Christopher Merrill likes to say that in his job he has a chance every hour to realize how little he knows about the world.
As director of the International Writing Program (IWP), Merrill welcomes 30 to 35 of the world’s emerging and established writers to the University of Iowa each fall to participate in the Fall Residency Program, where writers enhance their literary talents and share stories of their homelands through the written and spoken word.
“Over the last 50 years, the International Writing Program has made the world feel smaller and much more interesting,” Merrill says. “We have brought more than 1,400 writers from 150 countries to Iowa City. These writers in their various ways have introduced us to their literary traditions we know nothing about. That’s what makes this unique program in the world of letters so fascinating.
“Day by day, we have poets, fiction writers, essayists, playwrights, and screen writers reminding us how complex the world is.”
From October 8-15, coinciding with the Iowa City Book Festival, the IWP will hold its 50th anniversary celebration. The program, started in 1967, will bring back to Iowa City a number of their distinguished alumni to participate in readings and panels about the changes to national literary landscapes, the impact of the IWP on different regions of the world, and the future of literary genres.
“We have the chance in this small town to bring together writers from so many places who remind us that the world is a much more mysterious place than we imagine,” Merrill says.
Writing world comes to Iowa City
Over the course of the 12-week Fall Residency, in addition to working on their own projects, writers give readings and lectures about their work and cultures, collaborate with artists from other genres and art forms, and travel and interact with American audiences and literary communities across the United States.
Ameena Hussein, a novelist from Sri Lanka, had never experienced anything like the IWP before traveling to Iowa City in 2005 as a visiting writer.
“I began to think more about my writing and to aspire to write better as a result of this program,” Hussein says. “In subsequent years, IWP also gave me a chance to visit Greece and the Maldives, where together with other creatives from other parts of the world, we discussed issues that were relevant and timely in these unique settings, which combine history, culture, the environment, and the fact that we all belong to the global village.”
As part of the IWP family, Hussein is friends with writers from Syria, Libya, Japan, and Kazakshatan.
“I am part of a larger world—the world of creatives that transcend nationality, faith, and politics,” Hussein says.
Yvonne Owuor, a novelist from Kenya, credits IWP for reconnecting her with the soul of storytelling.
“IWP complicated my notion of state and nation and home,” Owuor says. “It expanded my soul and imagination to understand that country is bigger than the geographical space into which one was born. It imbued me with a new restlessness, an inability to be complacent and contented with the comfortable and familiar things of belonging.”
IWP’s cultural diplomacy
For the first 35 years of the IWP, the world came to Iowa.

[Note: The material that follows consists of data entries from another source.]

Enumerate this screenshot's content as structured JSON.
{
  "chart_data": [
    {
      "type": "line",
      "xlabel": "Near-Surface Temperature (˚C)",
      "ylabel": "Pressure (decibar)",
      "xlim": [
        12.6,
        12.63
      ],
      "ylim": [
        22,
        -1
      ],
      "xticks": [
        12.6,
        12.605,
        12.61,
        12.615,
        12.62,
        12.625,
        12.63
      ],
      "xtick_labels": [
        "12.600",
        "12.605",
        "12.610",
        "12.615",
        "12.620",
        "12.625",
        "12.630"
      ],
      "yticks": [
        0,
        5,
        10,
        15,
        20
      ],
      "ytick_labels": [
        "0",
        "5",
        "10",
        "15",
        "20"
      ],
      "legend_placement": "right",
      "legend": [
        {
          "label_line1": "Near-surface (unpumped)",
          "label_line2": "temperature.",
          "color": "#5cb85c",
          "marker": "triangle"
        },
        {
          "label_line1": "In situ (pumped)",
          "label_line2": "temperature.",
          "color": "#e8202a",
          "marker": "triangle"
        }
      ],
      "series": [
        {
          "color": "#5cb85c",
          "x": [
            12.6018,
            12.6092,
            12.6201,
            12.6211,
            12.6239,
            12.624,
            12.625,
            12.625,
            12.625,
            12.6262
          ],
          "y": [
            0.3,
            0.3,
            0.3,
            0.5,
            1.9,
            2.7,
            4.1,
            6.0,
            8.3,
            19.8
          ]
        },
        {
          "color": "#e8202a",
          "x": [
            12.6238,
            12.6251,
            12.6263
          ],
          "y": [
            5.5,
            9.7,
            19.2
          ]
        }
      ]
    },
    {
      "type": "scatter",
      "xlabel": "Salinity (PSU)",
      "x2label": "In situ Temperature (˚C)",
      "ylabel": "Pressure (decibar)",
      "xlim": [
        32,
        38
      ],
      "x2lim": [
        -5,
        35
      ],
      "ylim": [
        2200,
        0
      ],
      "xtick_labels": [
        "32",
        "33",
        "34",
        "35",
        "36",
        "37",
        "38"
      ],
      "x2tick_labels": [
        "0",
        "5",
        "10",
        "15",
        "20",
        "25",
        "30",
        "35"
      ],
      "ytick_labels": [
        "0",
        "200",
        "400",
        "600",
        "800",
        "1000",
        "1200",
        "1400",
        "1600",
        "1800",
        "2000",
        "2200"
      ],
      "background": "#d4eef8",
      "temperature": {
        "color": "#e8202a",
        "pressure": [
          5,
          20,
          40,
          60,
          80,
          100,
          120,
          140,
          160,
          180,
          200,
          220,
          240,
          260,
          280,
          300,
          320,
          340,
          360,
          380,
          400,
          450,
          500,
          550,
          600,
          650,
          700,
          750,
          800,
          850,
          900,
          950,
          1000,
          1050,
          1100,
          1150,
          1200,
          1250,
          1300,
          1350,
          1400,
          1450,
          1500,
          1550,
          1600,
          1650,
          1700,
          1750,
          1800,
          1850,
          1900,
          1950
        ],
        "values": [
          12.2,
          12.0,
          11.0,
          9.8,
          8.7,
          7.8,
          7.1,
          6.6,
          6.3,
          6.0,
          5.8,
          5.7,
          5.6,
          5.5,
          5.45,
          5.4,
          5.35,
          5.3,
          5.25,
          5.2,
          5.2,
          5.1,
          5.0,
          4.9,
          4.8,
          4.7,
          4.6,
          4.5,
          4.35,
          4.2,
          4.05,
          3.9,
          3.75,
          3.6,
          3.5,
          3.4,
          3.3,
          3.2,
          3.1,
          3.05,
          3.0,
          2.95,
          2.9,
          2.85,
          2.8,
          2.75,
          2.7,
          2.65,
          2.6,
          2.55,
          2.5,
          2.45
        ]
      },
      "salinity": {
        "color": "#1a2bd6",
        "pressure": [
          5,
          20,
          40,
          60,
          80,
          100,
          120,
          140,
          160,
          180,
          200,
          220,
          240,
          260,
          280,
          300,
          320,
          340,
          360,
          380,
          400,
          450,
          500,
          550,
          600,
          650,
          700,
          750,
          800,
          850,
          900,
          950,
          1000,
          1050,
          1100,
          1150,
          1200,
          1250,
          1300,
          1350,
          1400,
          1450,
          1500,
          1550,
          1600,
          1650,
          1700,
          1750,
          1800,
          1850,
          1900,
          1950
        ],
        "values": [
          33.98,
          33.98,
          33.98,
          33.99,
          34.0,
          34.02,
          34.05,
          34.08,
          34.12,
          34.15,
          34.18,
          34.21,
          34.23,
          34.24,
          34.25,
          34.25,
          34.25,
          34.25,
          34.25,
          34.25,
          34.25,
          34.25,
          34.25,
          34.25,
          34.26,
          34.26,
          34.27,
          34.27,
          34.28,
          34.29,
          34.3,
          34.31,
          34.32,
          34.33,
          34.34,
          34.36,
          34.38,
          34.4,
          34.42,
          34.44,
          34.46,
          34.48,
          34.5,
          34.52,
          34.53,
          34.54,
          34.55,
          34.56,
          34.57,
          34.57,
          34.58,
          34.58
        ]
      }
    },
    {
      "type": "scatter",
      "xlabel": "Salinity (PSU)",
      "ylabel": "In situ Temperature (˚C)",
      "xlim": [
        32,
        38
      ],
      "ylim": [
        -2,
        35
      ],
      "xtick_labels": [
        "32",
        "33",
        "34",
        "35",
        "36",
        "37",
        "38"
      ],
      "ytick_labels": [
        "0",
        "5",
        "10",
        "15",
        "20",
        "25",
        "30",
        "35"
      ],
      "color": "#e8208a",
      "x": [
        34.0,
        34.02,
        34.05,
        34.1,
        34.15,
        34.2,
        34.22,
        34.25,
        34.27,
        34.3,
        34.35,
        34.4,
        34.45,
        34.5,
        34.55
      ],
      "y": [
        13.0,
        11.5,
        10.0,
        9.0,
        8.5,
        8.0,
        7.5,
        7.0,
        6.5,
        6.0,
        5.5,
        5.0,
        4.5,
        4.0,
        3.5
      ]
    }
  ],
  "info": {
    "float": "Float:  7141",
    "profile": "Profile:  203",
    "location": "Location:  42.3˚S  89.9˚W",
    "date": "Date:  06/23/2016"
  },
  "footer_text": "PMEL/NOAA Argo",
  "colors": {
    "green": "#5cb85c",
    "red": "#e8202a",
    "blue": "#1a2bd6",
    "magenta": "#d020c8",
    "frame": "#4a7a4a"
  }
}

That all changed with the terrorist attacks of September 11, 2001. That dark day in American history caused cultural diplomacy at the U.S. State Department to be redefined. IWP played a key role in that process.
“After 9/11, we started to think of cultural diplomacy as a two-way exchange,” Merrill says. “Every fall, writers from around the world come here. Now, we also take writers out to places of strategic interest.
We opened up the world to writing, to the magic of Iowa City, to our distance learning programs.”
Earlier this year, Merrill gave a lecture with a question-and-answer session for students at the International University of Moscow. Merrill says these students were quite interested in how the United States teaches creative writing and what American literature is all about.
IWP also exposed the war-torn city of Baghdad, Iraq to writing. Merrill and his colleagues brought together Iraqi writers, professors, and municipal officials and helped them nominate Baghdad for the UNESCO Creative Cities Network. In 2015, Baghdad gained membership into the Creative Cities Network.
“I am quite proud of our role in helping heal the wounds of war through some small creative action,” Merrill says. “It allows writers in Baghdad to be in touch with all these creative writers from UNESCO cities of literature around the world.
“In cultural diplomacy, we’re trying to share our enthusiasm, our curiosity, and our ideas about writing.”
Merrill, a poet, essayist, journalist, and translator, has directed the International Writing Program since 2000. His impact is felt locally in Iowa City—a UNESCO City of Literature—and all over the world.
Owuor credits Merrill for taking a risk on her, a stranger starting out in the world of writing.
“Chris Merrill has been a version of the three witches of Macbeth for me; invoker of literary destiny, a presence at the back of my creating mind that is a lightning rod,” Owuor says. “He provides the assurance to continue even when the literary realms and landscapes become filled with uncertainties. Without him, I would not be writing with the abandonment I do now. I would not have known that it is OK to toss the illusion of certainties into the air and trust the unknown.”
Simply put, he is an inspiration in the world of writing.
“He is the captain of the IWP ship that he steers so deftly,” Hussein says. “He is someone who is constantly enthusiastic about all he does and who is completely engaged with people in a meaningful way.”